Spider Method on an Array for Parsing Websites in PHP
The step-by-step method described in the previous lesson is quite inconvenient, and this inconvenience increases with the growth in the number of subcategories. There is an alternative method called the spider method (en. crawler).
The essence of this method is as follows. The parser goes to the main page of the site, takes all the links from there, and saves them. Then it takes the first saved link, goes to it, saves the page text, and also extracts all links from this page and adds to its list those links that are not there yet.
Thus, we get a universal parser that can parse any site, regardless of its category structure.

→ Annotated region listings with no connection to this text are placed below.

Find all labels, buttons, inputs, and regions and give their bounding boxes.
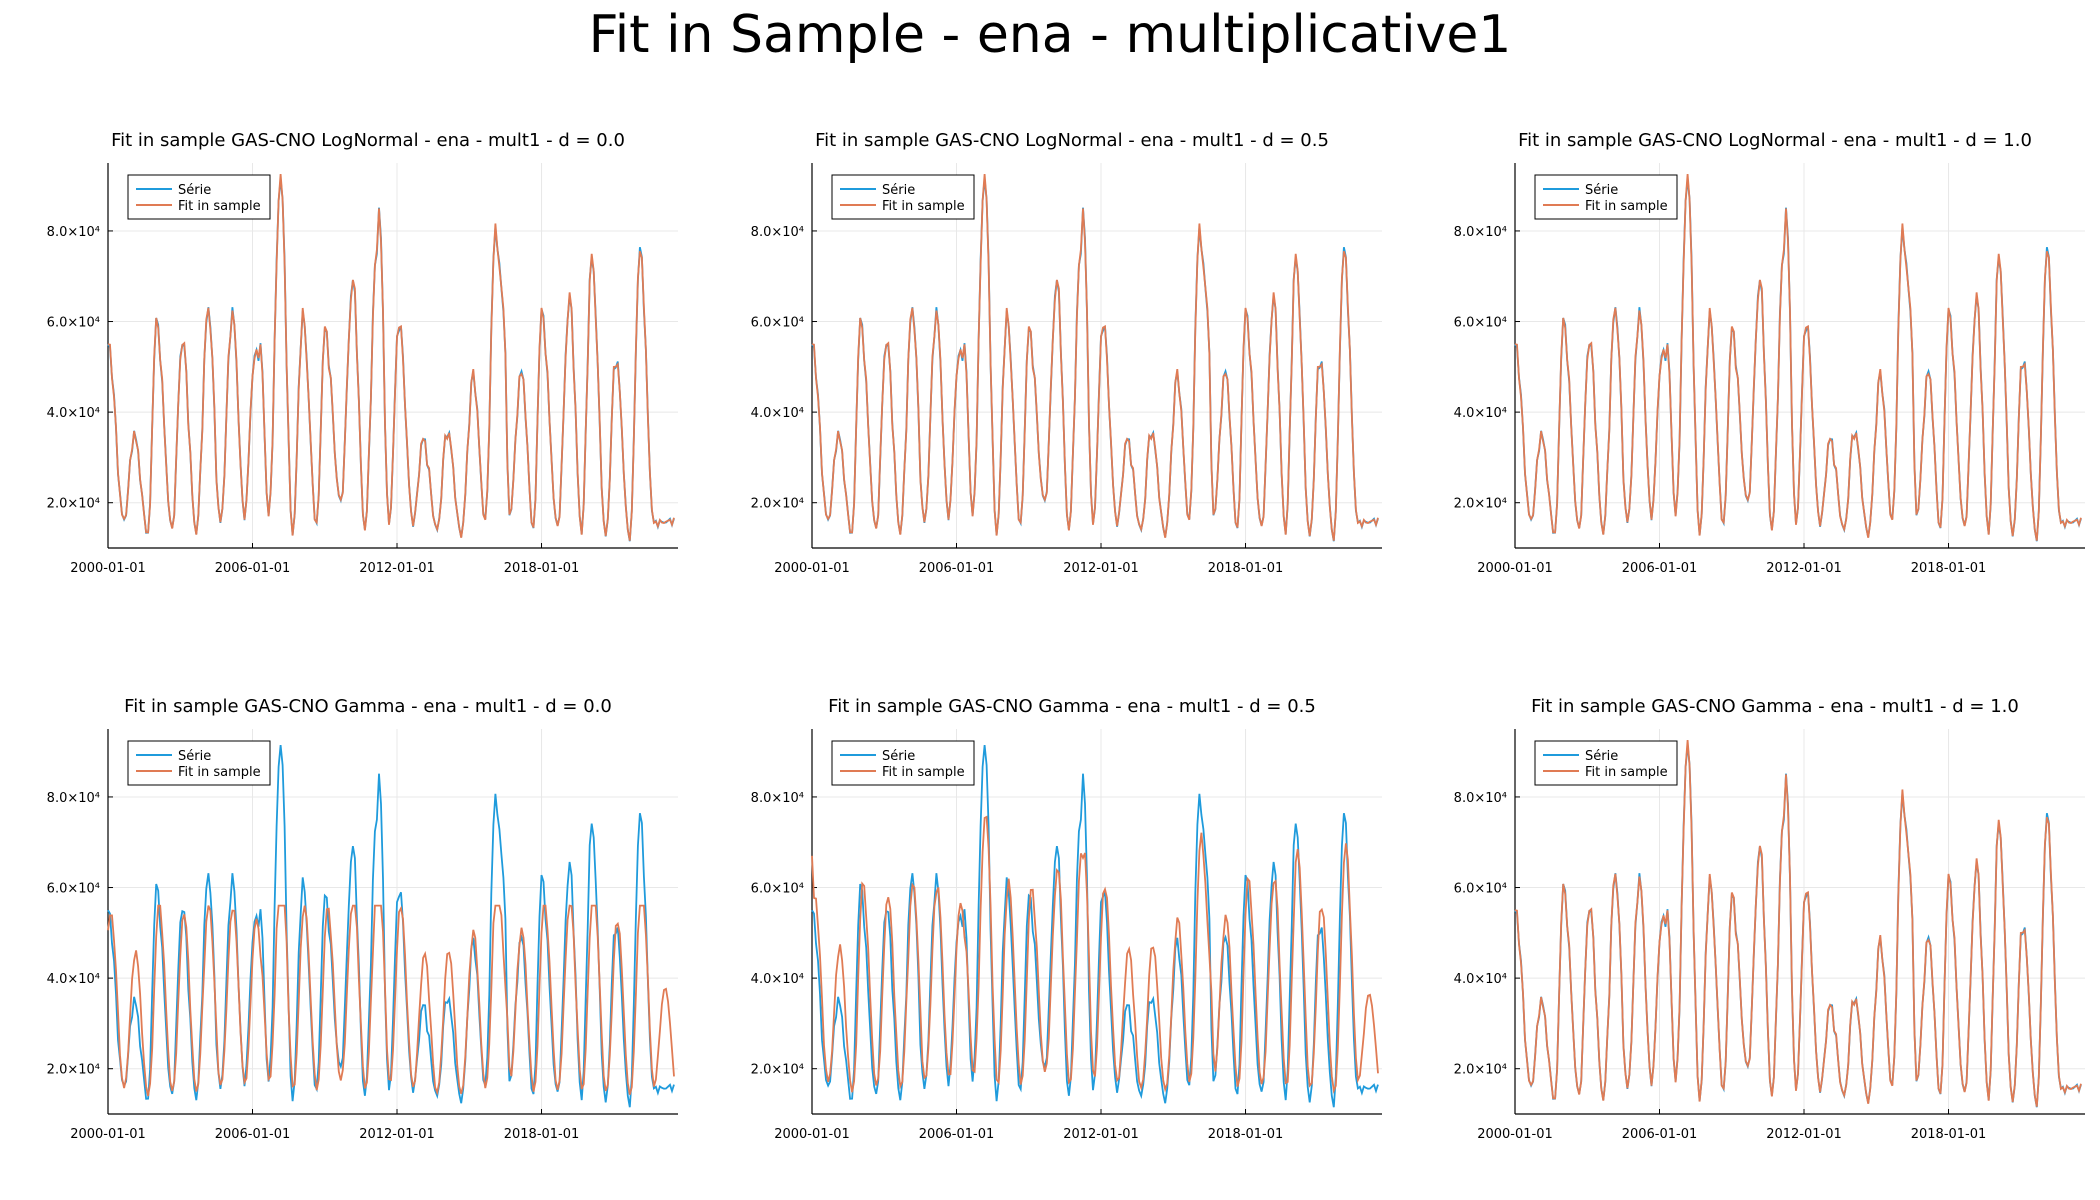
subplot-4: Fit in sample GAS-CNO Gamma - ena - mult… — [47, 696, 678, 1142]
y-tick-label: 8.0×10⁴ — [47, 225, 100, 240]
x-tick-label: 2012-01-01 — [359, 1127, 435, 1142]
series-line-fit — [107, 904, 675, 1097]
legend-label: Série — [1585, 749, 1618, 764]
subplot-title: Fit in sample GAS-CNO Gamma - ena - mult… — [828, 696, 1316, 717]
x-tick-label: 2012-01-01 — [1063, 561, 1139, 576]
subplot-title: Fit in sample GAS-CNO LogNormal - ena - … — [815, 130, 1329, 151]
y-tick-label: 4.0×10⁴ — [1454, 972, 1507, 987]
y-tick-label: 6.0×10⁴ — [47, 882, 100, 897]
y-tick-label: 2.0×10⁴ — [1454, 497, 1507, 512]
y-tick-label: 6.0×10⁴ — [1454, 316, 1507, 331]
legend-label: Série — [178, 183, 211, 198]
y-tick-label: 4.0×10⁴ — [751, 972, 804, 987]
legend-label: Fit in sample — [1585, 765, 1668, 780]
y-tick-label: 6.0×10⁴ — [1454, 882, 1507, 897]
y-tick-label: 4.0×10⁴ — [1454, 406, 1507, 421]
legend-label: Fit in sample — [178, 765, 261, 780]
x-tick-label: 2006-01-01 — [215, 561, 291, 576]
subplot-1: Fit in sample GAS-CNO LogNormal - ena - … — [47, 130, 678, 576]
series-line-fit — [1514, 174, 2082, 541]
subplot-title: Fit in sample GAS-CNO LogNormal - ena - … — [1518, 130, 2032, 151]
figure-title: Fit in Sample - ena - multiplicative1 — [588, 5, 1512, 65]
y-tick-label: 6.0×10⁴ — [47, 316, 100, 331]
x-tick-label: 2018-01-01 — [1208, 1127, 1284, 1142]
legend-label: Fit in sample — [178, 199, 261, 214]
y-tick-label: 2.0×10⁴ — [47, 497, 100, 512]
x-tick-label: 2012-01-01 — [1063, 1127, 1139, 1142]
y-tick-label: 8.0×10⁴ — [47, 791, 100, 806]
subplot-title: Fit in sample GAS-CNO Gamma - ena - mult… — [124, 696, 612, 717]
y-tick-label: 4.0×10⁴ — [47, 972, 100, 987]
y-tick-label: 6.0×10⁴ — [751, 882, 804, 897]
subplot-title: Fit in sample GAS-CNO Gamma - ena - mult… — [1531, 696, 2019, 717]
y-tick-label: 4.0×10⁴ — [47, 406, 100, 421]
x-tick-label: 2000-01-01 — [1477, 1127, 1553, 1142]
x-tick-label: 2006-01-01 — [215, 1127, 291, 1142]
legend-label: Série — [1585, 183, 1618, 198]
x-tick-label: 2000-01-01 — [774, 1127, 850, 1142]
x-tick-label: 2012-01-01 — [1766, 1127, 1842, 1142]
series-line-fit — [107, 174, 675, 541]
x-tick-label: 2018-01-01 — [504, 561, 580, 576]
y-tick-label: 2.0×10⁴ — [1454, 1063, 1507, 1078]
x-tick-label: 2018-01-01 — [1911, 1127, 1987, 1142]
x-tick-label: 2006-01-01 — [919, 561, 995, 576]
subplot-3: Fit in sample GAS-CNO LogNormal - ena - … — [1454, 130, 2085, 576]
y-tick-label: 6.0×10⁴ — [751, 316, 804, 331]
subplot-title: Fit in sample GAS-CNO LogNormal - ena - … — [111, 130, 625, 151]
y-tick-label: 4.0×10⁴ — [751, 406, 804, 421]
x-tick-label: 2000-01-01 — [70, 561, 146, 576]
series-line-fit — [1514, 740, 2082, 1107]
x-tick-label: 2000-01-01 — [774, 561, 850, 576]
legend-label: Série — [882, 183, 915, 198]
x-tick-label: 2006-01-01 — [1622, 561, 1698, 576]
y-tick-label: 8.0×10⁴ — [1454, 791, 1507, 806]
x-tick-label: 2018-01-01 — [1911, 561, 1987, 576]
x-tick-label: 2012-01-01 — [1766, 561, 1842, 576]
series-line-fit — [811, 174, 1379, 541]
subplot-2: Fit in sample GAS-CNO LogNormal - ena - … — [751, 130, 1382, 576]
legend-label: Fit in sample — [1585, 199, 1668, 214]
legend-label: Fit in sample — [882, 765, 965, 780]
y-tick-label: 8.0×10⁴ — [751, 225, 804, 240]
legend-label: Fit in sample — [882, 199, 965, 214]
y-tick-label: 8.0×10⁴ — [751, 791, 804, 806]
y-tick-label: 2.0×10⁴ — [47, 1063, 100, 1078]
x-tick-label: 2018-01-01 — [504, 1127, 580, 1142]
y-tick-label: 2.0×10⁴ — [751, 497, 804, 512]
legend-label: Série — [882, 749, 915, 764]
x-tick-label: 2000-01-01 — [70, 1127, 146, 1142]
x-tick-label: 2018-01-01 — [1208, 561, 1284, 576]
subplot-5: Fit in sample GAS-CNO Gamma - ena - mult… — [751, 696, 1382, 1142]
y-tick-label: 8.0×10⁴ — [1454, 225, 1507, 240]
y-tick-label: 2.0×10⁴ — [751, 1063, 804, 1078]
x-tick-label: 2000-01-01 — [1477, 561, 1553, 576]
series-line-fit — [811, 815, 1379, 1094]
x-tick-label: 2006-01-01 — [1622, 1127, 1698, 1142]
legend-label: Série — [178, 749, 211, 764]
subplot-6: Fit in sample GAS-CNO Gamma - ena - mult… — [1454, 696, 2085, 1142]
x-tick-label: 2012-01-01 — [359, 561, 435, 576]
x-tick-label: 2006-01-01 — [919, 1127, 995, 1142]
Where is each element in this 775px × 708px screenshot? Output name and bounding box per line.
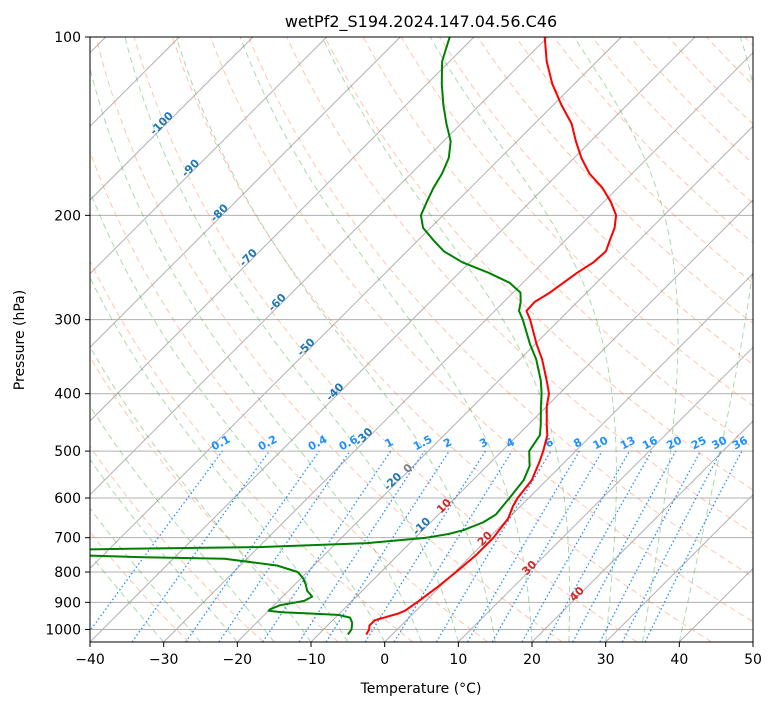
mixing-ratio-line xyxy=(521,450,631,642)
x-axis: −40 −30 −20 −10 0 10 20 30 40 50 xyxy=(75,642,762,668)
mixing-ratio-line xyxy=(298,450,425,642)
isotherm-gridline xyxy=(236,125,753,642)
moist-adiabat xyxy=(678,37,753,642)
x-tick-label: 40 xyxy=(670,652,688,668)
mixing-ratio-label: 36 xyxy=(730,434,750,453)
isotherm-gridline xyxy=(90,37,622,570)
dewpoint-profile xyxy=(90,37,543,636)
moist-adiabat xyxy=(175,37,496,642)
dry-adiabat xyxy=(515,37,753,284)
y-axis-title: Pressure (hPa) xyxy=(12,290,28,390)
x-tick-label: 20 xyxy=(523,652,541,668)
mixing-ratio-label: 30 xyxy=(710,434,730,453)
x-tick-label: 10 xyxy=(449,652,467,668)
temperature-profile xyxy=(365,37,618,635)
y-tick-label: 800 xyxy=(54,565,81,581)
moist-adiabat xyxy=(90,66,422,642)
x-tick-label: −20 xyxy=(223,652,253,668)
moist-adiabat xyxy=(429,37,617,642)
plot-frame xyxy=(89,36,754,643)
y-tick-label: 400 xyxy=(54,387,81,403)
dry-adiabat xyxy=(90,259,414,642)
dry-adiabat xyxy=(210,37,753,623)
mixing-ratio-line xyxy=(90,450,223,632)
isotherm-gridline xyxy=(90,37,401,349)
moist-adiabat xyxy=(90,553,165,642)
mixing-ratio-line xyxy=(218,450,351,642)
y-tick-label: 1000 xyxy=(45,622,81,638)
mixing-ratio-line xyxy=(545,450,653,642)
x-tick-label: −30 xyxy=(149,652,179,668)
mixing-ratio-label: 16 xyxy=(640,434,660,453)
x-tick-label: −40 xyxy=(75,652,105,668)
moist-adiabat xyxy=(90,507,201,642)
moist-adiabat xyxy=(90,189,386,642)
y-tick-label: 200 xyxy=(54,208,81,224)
mixing-ratio-line xyxy=(131,450,270,642)
mixing-ratio-line xyxy=(572,450,677,642)
mixing-ratio-label: 25 xyxy=(689,434,709,453)
sounding-profiles xyxy=(90,37,618,636)
moist-adiabat xyxy=(90,346,312,642)
dry-adiabat xyxy=(133,37,638,642)
mixing-ratio-line xyxy=(262,450,392,642)
moist-adiabat xyxy=(573,37,679,642)
mixing-ratio-line xyxy=(185,450,320,642)
x-tick-label: −10 xyxy=(296,652,326,668)
mixing-ratio-line xyxy=(644,450,743,642)
moist-adiabat xyxy=(90,458,238,642)
isotherm-gridline xyxy=(457,346,753,642)
isotherm-gridline xyxy=(90,37,696,642)
isotherm-gridline xyxy=(384,272,753,642)
chart-title: wetPf2_S194.2024.147.04.56.C46 xyxy=(285,12,557,32)
mixing-ratio-label: 20 xyxy=(664,433,684,452)
isotherm-gridline xyxy=(605,493,753,642)
x-axis-title: Temperature (°C) xyxy=(360,681,482,697)
y-tick-label: 900 xyxy=(54,595,81,611)
y-tick-label: 500 xyxy=(54,444,81,460)
isotherm-gridline xyxy=(90,37,254,201)
mixing-ratio-label: 10 xyxy=(591,433,611,452)
y-tick-label: 600 xyxy=(54,491,81,507)
x-tick-label: 0 xyxy=(380,652,389,668)
isotherm-gridline xyxy=(163,51,753,642)
moist-adiabat xyxy=(90,405,275,642)
moist-adiabat xyxy=(321,37,571,642)
x-tick-label: 50 xyxy=(744,652,762,668)
dry-adiabat xyxy=(324,37,753,491)
isotherm-gridline xyxy=(90,37,475,422)
background-lines xyxy=(90,37,753,642)
y-tick-label: 700 xyxy=(54,531,81,547)
y-axis: 100 200 300 400 500 600 700 800 900 1000 xyxy=(45,30,90,638)
mixing-ratio-line xyxy=(325,450,450,642)
isotherm-gridline xyxy=(90,37,549,496)
isotherm-gridline xyxy=(531,420,753,642)
moist-adiabat xyxy=(124,37,459,642)
dry-adiabat xyxy=(248,37,753,578)
dry-adiabat xyxy=(171,37,712,642)
isotherm-gridline xyxy=(90,37,328,275)
moist-adiabat xyxy=(90,276,349,642)
x-tick-label: 30 xyxy=(597,652,615,668)
moist-adiabat xyxy=(239,37,533,642)
y-tick-label: 300 xyxy=(54,313,81,329)
mixing-ratio-line xyxy=(393,450,513,642)
y-tick-label: 100 xyxy=(54,30,81,46)
dry-adiabat xyxy=(90,445,264,642)
isotherm-gridline xyxy=(310,199,753,642)
dry-adiabat xyxy=(90,356,339,642)
dry-adiabat xyxy=(95,37,563,642)
mixing-ratio-label: 13 xyxy=(618,434,638,453)
dry-adiabat xyxy=(286,37,753,534)
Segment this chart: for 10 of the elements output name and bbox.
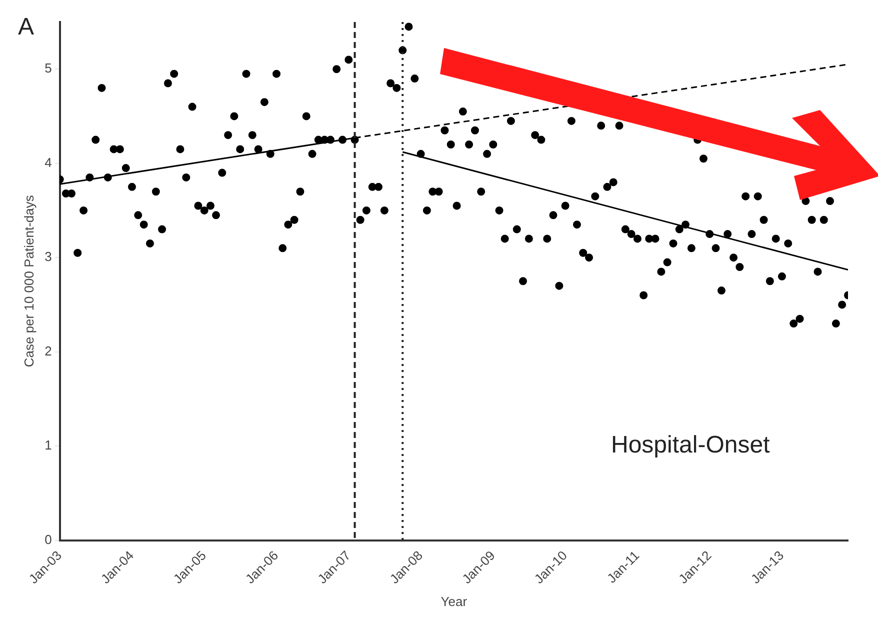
y-tick-label: 1 [44,438,52,453]
annotation: Hospital-Onset [611,432,770,459]
y-axis-title: Case per 10 000 Patient-days [21,194,36,368]
y-tick-label: 2 [44,343,52,358]
y-tick-label: 5 [44,60,52,76]
y-tick-label: 4 [44,154,52,170]
y-tick-label: 3 [44,249,52,264]
text: A [18,14,34,41]
x-axis-title: Year [440,594,468,609]
y-tick-label: 0 [44,532,52,547]
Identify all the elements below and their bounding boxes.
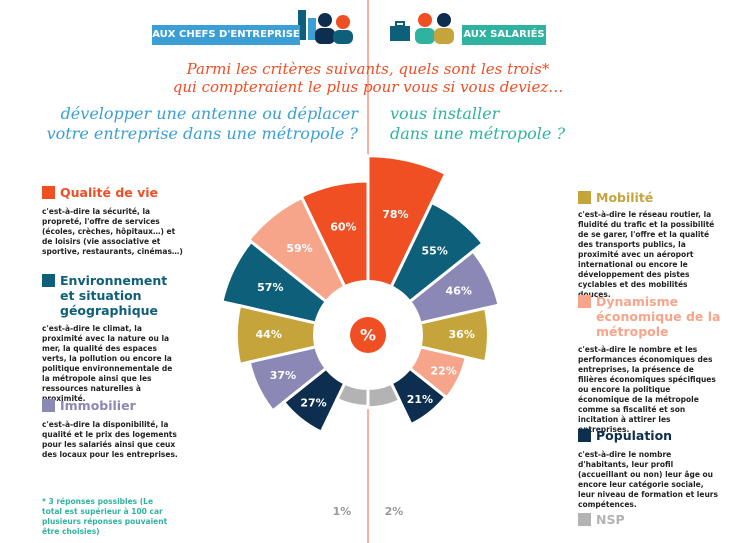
value-label: 36%: [449, 328, 475, 341]
legend-swatch: [42, 399, 55, 412]
center-symbol: %: [360, 326, 376, 345]
value-label: 21%: [407, 393, 433, 406]
subtitle: vous installer dans une métropole ?: [390, 104, 565, 144]
legend-title: Qualité de vie: [42, 185, 190, 200]
segment: [367, 306, 490, 364]
legend-title: NSP: [578, 512, 726, 527]
value-label: 2%: [385, 505, 404, 518]
legend-title: Environnement et situation géographique: [42, 273, 185, 318]
legend-swatch: [578, 429, 591, 442]
illustration: [298, 10, 454, 44]
legend-description: c'est-à-dire la sécurité, la propreté, l…: [42, 207, 183, 256]
subtitle-line: dans une métropole ?: [390, 124, 566, 143]
value-label: 57%: [257, 281, 283, 294]
footnote: * 3 réponses possibles (Le total est sup…: [42, 497, 168, 536]
value-label: 37%: [270, 369, 296, 382]
center-badge: [350, 317, 386, 353]
legend-swatch: [578, 513, 591, 526]
value-label: 60%: [330, 220, 356, 233]
value-label: 78%: [382, 208, 408, 221]
value-label: 22%: [430, 364, 456, 377]
legend-title: Population: [578, 428, 726, 443]
legend-title: Immobilier: [42, 398, 190, 413]
subtitle-line: votre entreprise dans une métropole ?: [46, 124, 358, 143]
legend-description: c'est-à-dire le réseau routier, la fluid…: [578, 210, 715, 299]
segment: [234, 303, 369, 367]
legend-title: Mobilité: [578, 190, 726, 205]
legend-description: c'est-à-dire le climat, la proximité ave…: [42, 324, 173, 403]
question: Parmi les critères suivants, quels sont …: [186, 60, 550, 78]
value-label: 55%: [422, 244, 448, 257]
subtitle: développer une antenne ou déplacer votre …: [47, 104, 358, 144]
value-label: 1%: [333, 505, 352, 518]
badge: AUX SALARIÉS: [462, 25, 546, 45]
legend-swatch: [578, 191, 591, 204]
badge: AUX CHEFS D'ENTREPRISE: [152, 25, 300, 45]
subtitle-line: vous installer: [390, 104, 500, 123]
legend-description: c'est-à-dire le nombre et les performanc…: [578, 345, 716, 434]
legend-swatch: [42, 274, 55, 287]
question: qui compteraient le plus pour vous si vo…: [172, 78, 564, 96]
value-label: 44%: [256, 328, 282, 341]
legend-description: c'est-à-dire la disponibilité, la qualit…: [42, 420, 178, 459]
subtitle-line: développer une antenne ou déplacer: [60, 104, 358, 123]
value-label: 27%: [300, 396, 326, 409]
legend-swatch: [578, 295, 591, 308]
legend-title: Dynamisme économique de la métropole: [578, 294, 726, 339]
value-label: 46%: [446, 284, 472, 297]
value-label: 59%: [286, 242, 312, 255]
legend-description: c'est-à-dire le nombre d'habitants, leur…: [578, 450, 718, 509]
legend-swatch: [42, 186, 55, 199]
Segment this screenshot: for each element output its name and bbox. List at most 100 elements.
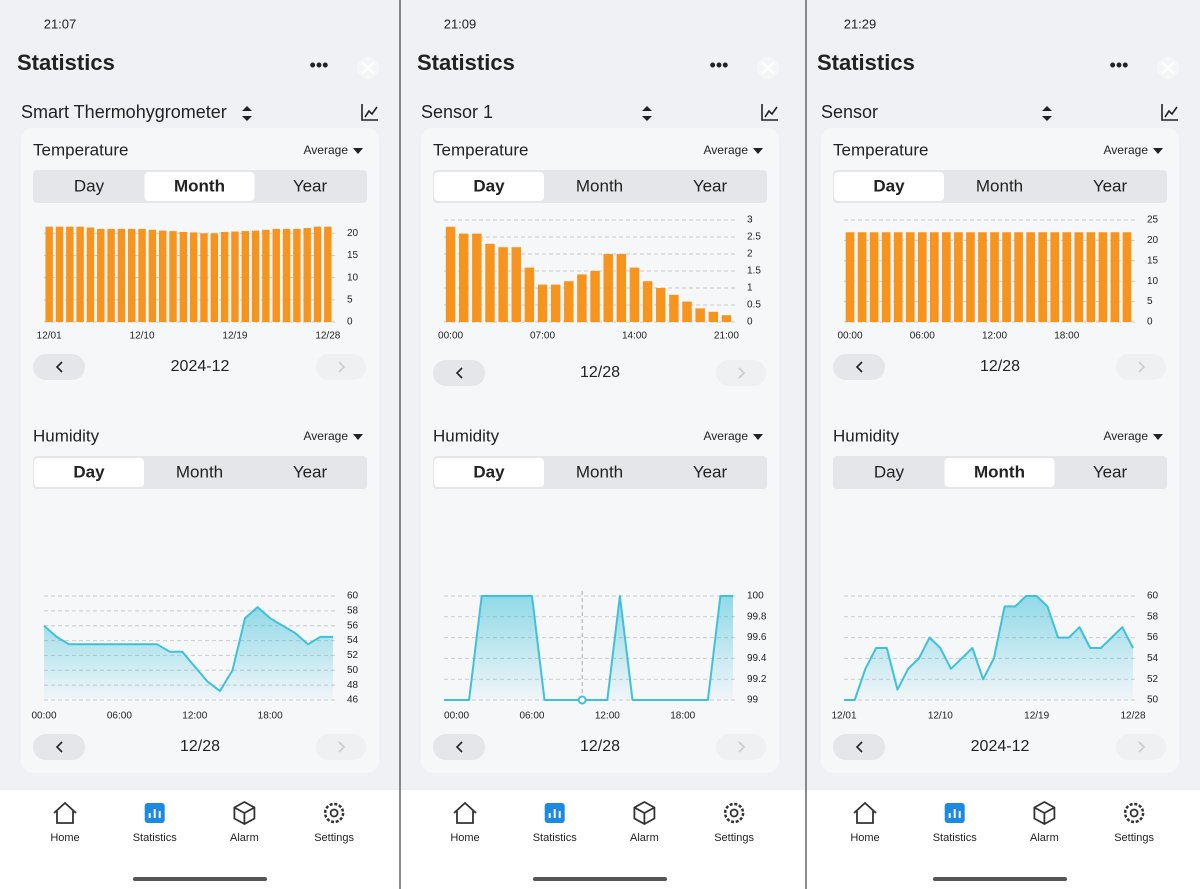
home-indicator: [533, 877, 667, 881]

Let's implement the described algorithm:
<?php
$paths = [
'http://targ.loc/',
];
$i = 0;
while ($i < count($paths)) {
$path = $paths[$i];
$text = getPage($path);
$hrefs = getHrefs($text);
foreach ($hrefs as $href) {
if (!in_array($href, $paths)) {
$paths[] = $href;
}
}
var_dump($text); // do something with the text
$i++;
}
var_dump($paths);
?>
Download the site from the link targ1.zip
and deploy it locally. Write a parser
that will parse all pages of the site and get
the contents of the title
and main
tags.
Modify the previous task so that the titles and texts of the pages are saved to the database.
Tell us what advantages and disadvantages you see in the step-by-step method and in the spider method.